El documento de la OEI también recoge aportes en esta línea desde el campo de la tecnología. Claudia Limón, por ejemplo, plantea que la IA no debe considerarse una amenaza ni una solución mágica, sino una herramienta cuya potencia dependerá del uso que se le dé. En el contexto educativo, la IA puede facilitar aprendizajes más personalizados, pero también puede profundizar desigualdades si no se la integra desde una perspectiva ética y pedagógica. Por eso, la autora propone vincular IA y Educación para el Desarrollo Sostenible (EDS) como un binomio estratégico para el futuro.
Por su parte, Axel Rivas coincide en que la discusión no puede centrarse en la novedad tecnológica. Hay que preguntarse para qué se utiliza, qué tipo de aprendizaje promueve y a quién beneficia. “Una planificación distinta, tan nueva y dinámica como el propio modelo de desarrollo de la IA”, escribe, “podrá acercar soluciones que funcionen y no promesas que alimentan la desesperanza”. El mensaje es claro: la transformación educativa necesita dirección, no solo velocidad.
Hacia una nueva educación
En un tiempo marcado por la incertidumbre, hablar de esperanza puede parecer ingenuo. Sin embargo, como se señala en la publicación, “la esperanza no es una ilusión consoladora, sino un ‘movimiento de búsqueda’ que nos lanza hacia lo que aún no existe. En educación, esta forma de esperanza activa no consiste en esperar que las cosas mejoren por inercia, sino en comprometerse con la tarea de transformarlas desde el presente.
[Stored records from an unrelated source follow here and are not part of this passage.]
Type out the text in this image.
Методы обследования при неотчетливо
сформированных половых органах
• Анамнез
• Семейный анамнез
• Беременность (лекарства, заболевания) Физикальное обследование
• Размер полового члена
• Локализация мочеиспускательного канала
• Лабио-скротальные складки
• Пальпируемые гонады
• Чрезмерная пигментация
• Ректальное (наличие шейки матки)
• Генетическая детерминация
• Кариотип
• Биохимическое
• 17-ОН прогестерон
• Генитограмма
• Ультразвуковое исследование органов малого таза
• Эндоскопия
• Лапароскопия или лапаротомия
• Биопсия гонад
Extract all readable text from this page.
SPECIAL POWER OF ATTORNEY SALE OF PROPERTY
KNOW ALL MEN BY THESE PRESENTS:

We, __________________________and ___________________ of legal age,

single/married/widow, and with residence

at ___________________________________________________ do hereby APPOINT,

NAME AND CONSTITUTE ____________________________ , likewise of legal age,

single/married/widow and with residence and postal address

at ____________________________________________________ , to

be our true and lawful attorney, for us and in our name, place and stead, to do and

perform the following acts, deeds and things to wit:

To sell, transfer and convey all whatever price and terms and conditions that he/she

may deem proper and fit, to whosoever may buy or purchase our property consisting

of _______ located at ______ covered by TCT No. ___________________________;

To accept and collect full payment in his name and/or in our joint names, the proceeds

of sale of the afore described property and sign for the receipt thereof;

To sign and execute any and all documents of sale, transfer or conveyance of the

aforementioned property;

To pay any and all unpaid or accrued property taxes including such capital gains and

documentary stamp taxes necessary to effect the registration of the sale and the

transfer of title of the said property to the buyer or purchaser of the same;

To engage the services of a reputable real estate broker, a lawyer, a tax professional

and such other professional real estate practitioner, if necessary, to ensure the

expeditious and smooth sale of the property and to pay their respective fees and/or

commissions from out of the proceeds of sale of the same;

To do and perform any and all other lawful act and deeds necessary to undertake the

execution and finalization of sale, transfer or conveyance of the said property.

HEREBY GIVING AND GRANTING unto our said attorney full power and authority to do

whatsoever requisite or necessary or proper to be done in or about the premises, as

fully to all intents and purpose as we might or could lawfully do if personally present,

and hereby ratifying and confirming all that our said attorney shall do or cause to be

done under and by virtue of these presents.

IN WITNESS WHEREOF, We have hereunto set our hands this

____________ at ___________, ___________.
Hacia una nueva educación cierra con una idea que recorre todo el documento: transformar la educación es también transformar el imaginario social. No se trata solo de diseñar políticas o introducir tecnologías, sino de preguntarse qué tipo de futuro queremos construir y qué papel juega la educación en ese proyecto colectivo. La escuela, en ese sentido, es mucho más que un espacio de transmisión de contenidos: es un lugar para pensar en común, para ensayar otras formas de vida, para educar no solo en lo que es, sino en lo que podría ser.
El escritor Javier Cercas lo resume con precisión cuando dice que “las ideas valiosas pueden ser provocadoras y revolucionarias”. La OEI recoge este espíritu al convocar a un debate amplio, plural y constructivo sobre el destino de la educación en Iberoamérica. Por eso propone una serie de ideas fuerza que abren muchos caminos posibles: educar con sentido, formar con mirada crítica, integrar saberes, valorar la diversidad, actuar con responsabilidad intergeneracional.
Al final, el mensaje es claro: la transformación educativa no es un lujo, ni una utopía de laboratorio. Es una necesidad apremiante para sostener la cohesión social, afrontar los desafíos del siglo XXI y ofrecer a las nuevas generaciones algo más que adaptación: la posibilidad real de pensar y construir un mundo mejor.